Hey all, was wondering if it was a viable thought to purchase an Lg smart tv here in SA before going to Nz. It looks like it will be compatible as both countries use Pal and the price is really good. What are your thoughts guys?


----------



## escapedtonz

donovankilroe said:


> Hey all, was wondering if it was a viable thought to purchase an Lg smart tv here in SA before going to Nz. It looks like it will be compatible as both countries use Pal and the price is really good. What are your thoughts guys?

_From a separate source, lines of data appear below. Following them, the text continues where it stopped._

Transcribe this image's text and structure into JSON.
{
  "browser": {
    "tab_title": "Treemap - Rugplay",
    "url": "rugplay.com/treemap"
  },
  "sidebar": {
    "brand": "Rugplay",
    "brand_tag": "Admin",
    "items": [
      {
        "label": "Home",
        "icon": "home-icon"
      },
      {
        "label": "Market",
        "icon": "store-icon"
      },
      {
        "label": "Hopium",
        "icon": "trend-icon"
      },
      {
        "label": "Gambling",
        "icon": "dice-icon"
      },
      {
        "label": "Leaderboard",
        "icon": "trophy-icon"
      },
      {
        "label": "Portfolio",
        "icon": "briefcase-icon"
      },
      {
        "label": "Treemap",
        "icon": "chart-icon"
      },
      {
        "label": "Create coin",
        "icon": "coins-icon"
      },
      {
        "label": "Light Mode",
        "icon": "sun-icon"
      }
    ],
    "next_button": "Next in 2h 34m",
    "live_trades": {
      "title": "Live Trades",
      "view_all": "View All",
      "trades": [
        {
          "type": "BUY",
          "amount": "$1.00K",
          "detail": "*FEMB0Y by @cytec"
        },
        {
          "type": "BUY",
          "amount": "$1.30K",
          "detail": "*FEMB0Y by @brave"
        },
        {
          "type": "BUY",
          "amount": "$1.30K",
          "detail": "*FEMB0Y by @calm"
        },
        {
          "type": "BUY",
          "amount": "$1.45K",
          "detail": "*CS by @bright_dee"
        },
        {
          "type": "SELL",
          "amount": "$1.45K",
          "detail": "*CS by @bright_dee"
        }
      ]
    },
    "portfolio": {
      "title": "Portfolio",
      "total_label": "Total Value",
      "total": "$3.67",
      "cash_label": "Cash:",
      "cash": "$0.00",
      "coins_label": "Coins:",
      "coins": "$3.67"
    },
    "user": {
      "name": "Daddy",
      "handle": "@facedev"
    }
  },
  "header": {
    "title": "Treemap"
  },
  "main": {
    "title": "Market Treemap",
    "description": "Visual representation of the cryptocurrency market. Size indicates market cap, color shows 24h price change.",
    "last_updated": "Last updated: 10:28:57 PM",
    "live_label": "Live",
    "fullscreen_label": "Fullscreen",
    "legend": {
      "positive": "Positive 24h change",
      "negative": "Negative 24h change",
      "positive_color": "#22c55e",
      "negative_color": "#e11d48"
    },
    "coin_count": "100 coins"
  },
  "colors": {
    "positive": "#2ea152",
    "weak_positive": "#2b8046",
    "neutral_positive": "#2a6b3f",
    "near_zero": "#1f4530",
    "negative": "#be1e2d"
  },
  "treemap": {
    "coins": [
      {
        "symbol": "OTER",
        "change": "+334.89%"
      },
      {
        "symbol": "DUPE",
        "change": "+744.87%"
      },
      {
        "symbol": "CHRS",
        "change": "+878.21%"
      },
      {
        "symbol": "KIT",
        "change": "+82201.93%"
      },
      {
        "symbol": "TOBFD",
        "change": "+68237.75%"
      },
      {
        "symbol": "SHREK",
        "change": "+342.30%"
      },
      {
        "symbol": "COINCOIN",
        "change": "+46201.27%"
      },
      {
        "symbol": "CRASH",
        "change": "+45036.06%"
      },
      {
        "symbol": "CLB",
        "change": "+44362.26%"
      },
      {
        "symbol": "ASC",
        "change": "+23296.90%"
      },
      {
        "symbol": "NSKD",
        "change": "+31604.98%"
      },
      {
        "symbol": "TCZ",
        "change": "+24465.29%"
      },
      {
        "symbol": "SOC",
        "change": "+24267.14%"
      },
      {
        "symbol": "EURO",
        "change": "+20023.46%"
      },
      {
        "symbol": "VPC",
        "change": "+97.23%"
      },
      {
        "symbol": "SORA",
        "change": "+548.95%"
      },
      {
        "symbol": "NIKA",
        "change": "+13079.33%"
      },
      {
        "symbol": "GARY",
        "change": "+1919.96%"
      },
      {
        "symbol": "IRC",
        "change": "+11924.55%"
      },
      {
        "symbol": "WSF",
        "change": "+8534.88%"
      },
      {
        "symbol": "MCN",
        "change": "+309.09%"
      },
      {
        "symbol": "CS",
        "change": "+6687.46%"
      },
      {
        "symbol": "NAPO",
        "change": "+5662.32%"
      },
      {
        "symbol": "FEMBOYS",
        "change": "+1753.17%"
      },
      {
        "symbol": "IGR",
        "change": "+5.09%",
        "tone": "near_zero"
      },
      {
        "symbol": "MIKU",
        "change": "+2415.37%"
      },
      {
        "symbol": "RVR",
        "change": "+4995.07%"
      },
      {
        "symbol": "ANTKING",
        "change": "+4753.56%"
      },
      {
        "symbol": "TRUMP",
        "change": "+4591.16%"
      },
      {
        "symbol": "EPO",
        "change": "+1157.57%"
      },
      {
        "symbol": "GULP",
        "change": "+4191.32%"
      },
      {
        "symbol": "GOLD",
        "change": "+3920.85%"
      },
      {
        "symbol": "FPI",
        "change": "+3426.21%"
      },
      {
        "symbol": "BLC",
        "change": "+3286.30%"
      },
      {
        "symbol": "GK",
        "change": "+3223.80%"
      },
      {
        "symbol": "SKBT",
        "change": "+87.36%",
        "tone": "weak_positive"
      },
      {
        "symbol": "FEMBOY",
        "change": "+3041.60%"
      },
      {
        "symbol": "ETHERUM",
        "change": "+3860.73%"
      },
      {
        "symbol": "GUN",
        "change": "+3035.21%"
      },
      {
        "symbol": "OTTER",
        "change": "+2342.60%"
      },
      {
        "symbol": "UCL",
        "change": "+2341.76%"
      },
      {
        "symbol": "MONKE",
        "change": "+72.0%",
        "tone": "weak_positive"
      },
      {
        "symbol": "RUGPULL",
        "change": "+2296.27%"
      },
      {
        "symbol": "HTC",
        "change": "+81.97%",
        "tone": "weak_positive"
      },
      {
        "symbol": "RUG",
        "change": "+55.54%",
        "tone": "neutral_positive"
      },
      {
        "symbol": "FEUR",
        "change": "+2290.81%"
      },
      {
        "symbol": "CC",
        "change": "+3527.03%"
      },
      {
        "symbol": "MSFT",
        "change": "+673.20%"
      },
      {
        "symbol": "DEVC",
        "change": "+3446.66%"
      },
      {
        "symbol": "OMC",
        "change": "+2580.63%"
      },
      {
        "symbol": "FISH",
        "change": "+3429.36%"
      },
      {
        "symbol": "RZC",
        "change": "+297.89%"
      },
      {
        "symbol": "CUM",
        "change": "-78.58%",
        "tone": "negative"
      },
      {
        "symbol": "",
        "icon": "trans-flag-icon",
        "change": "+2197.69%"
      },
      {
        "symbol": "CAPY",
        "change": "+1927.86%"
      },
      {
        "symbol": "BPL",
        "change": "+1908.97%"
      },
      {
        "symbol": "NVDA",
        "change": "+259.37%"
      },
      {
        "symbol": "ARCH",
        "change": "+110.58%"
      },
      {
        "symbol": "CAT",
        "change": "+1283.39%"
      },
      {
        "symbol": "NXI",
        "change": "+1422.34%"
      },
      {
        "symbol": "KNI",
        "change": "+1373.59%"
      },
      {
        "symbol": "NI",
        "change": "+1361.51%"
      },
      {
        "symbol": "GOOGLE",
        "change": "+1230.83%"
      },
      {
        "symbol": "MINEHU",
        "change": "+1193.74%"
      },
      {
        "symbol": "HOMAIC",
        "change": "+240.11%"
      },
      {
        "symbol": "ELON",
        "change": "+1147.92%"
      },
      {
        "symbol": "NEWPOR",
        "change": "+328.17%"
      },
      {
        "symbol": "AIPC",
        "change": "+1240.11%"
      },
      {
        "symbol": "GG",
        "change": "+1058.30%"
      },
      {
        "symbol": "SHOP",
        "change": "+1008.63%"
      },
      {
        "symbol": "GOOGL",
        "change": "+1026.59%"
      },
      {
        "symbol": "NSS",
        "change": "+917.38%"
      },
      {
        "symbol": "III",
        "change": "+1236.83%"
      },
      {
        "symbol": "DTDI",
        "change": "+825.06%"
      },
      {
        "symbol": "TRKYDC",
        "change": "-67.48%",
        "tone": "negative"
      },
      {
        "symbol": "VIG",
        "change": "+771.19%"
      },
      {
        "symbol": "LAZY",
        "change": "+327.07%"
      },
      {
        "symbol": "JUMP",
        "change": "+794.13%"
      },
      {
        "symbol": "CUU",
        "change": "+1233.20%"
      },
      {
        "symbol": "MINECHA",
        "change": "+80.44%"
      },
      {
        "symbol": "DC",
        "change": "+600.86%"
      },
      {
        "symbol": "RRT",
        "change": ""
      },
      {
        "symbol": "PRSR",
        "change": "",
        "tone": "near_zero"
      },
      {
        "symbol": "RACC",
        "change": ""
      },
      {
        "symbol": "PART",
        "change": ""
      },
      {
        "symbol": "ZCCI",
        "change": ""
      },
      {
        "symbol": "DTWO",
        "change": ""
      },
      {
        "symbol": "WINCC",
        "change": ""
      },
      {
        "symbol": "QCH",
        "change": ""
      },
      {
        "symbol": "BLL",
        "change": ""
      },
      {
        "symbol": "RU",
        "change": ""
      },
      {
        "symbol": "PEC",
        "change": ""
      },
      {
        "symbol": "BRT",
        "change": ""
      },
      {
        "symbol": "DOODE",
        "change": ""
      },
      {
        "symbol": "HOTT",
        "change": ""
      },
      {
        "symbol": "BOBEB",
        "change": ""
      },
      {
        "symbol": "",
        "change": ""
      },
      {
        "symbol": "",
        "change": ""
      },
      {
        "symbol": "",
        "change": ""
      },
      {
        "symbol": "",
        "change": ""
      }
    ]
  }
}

Na forget it. I'm sure the Freeview won't work in nz. Our uk LED tv's work fine but the Freeview doesn't. In my opinion tvs are really well priced here. There are many deals. I'm biding my time at the moment as the prices are plummeting. Looking to get at least a 65" LED ULTRA HD Smart 3D tv for under 4 grand NZ. Wouldnt get anything less to future proof oneself for a few years.


----------



## donovankilroe

The 50 inch Lg smart full Hd 3d is going for equivalent to 1000nzd here but the freebies is a bit concerning, no use getting if it's not 100% compatible. Thx for the input


----------



## escapedtonz

donovankilroe said:


> The 50 inch Lg smart full Hd 3d is going for equivalent to 1000nzd here but the freebies is a bit concerning, no use getting if it's not 100% compatible. Thx for the input


That's pretty cheap. You won't find a 50 inch smart full HD 3D tv here for less than $2k at the moment. The prices are coming down all the time and I very much doubt the Freeview would work like I said. Shouldn't be any issues with the smart bits. It should connect to WiFi here and be able to get on the Internet. 
Have a look on www.harveynorman.co.nz for average high street prices here.
Also, there is no 3D service on sky here. In all honesty the sky service is crap compared to the same in the us and uk. There is no 3D subscription channels. You'd most likely have to have something like Netflix etc if you wanted to watch something in 3D ?
Not really that we'll up on the subject having little time to watch TV.


----------



## donovankilroe

Oh, great! Thanks for the feedback, bit of catch 22 situation. Gonna have to ponder on this one a bit, at that price it might be worth the chance.


----------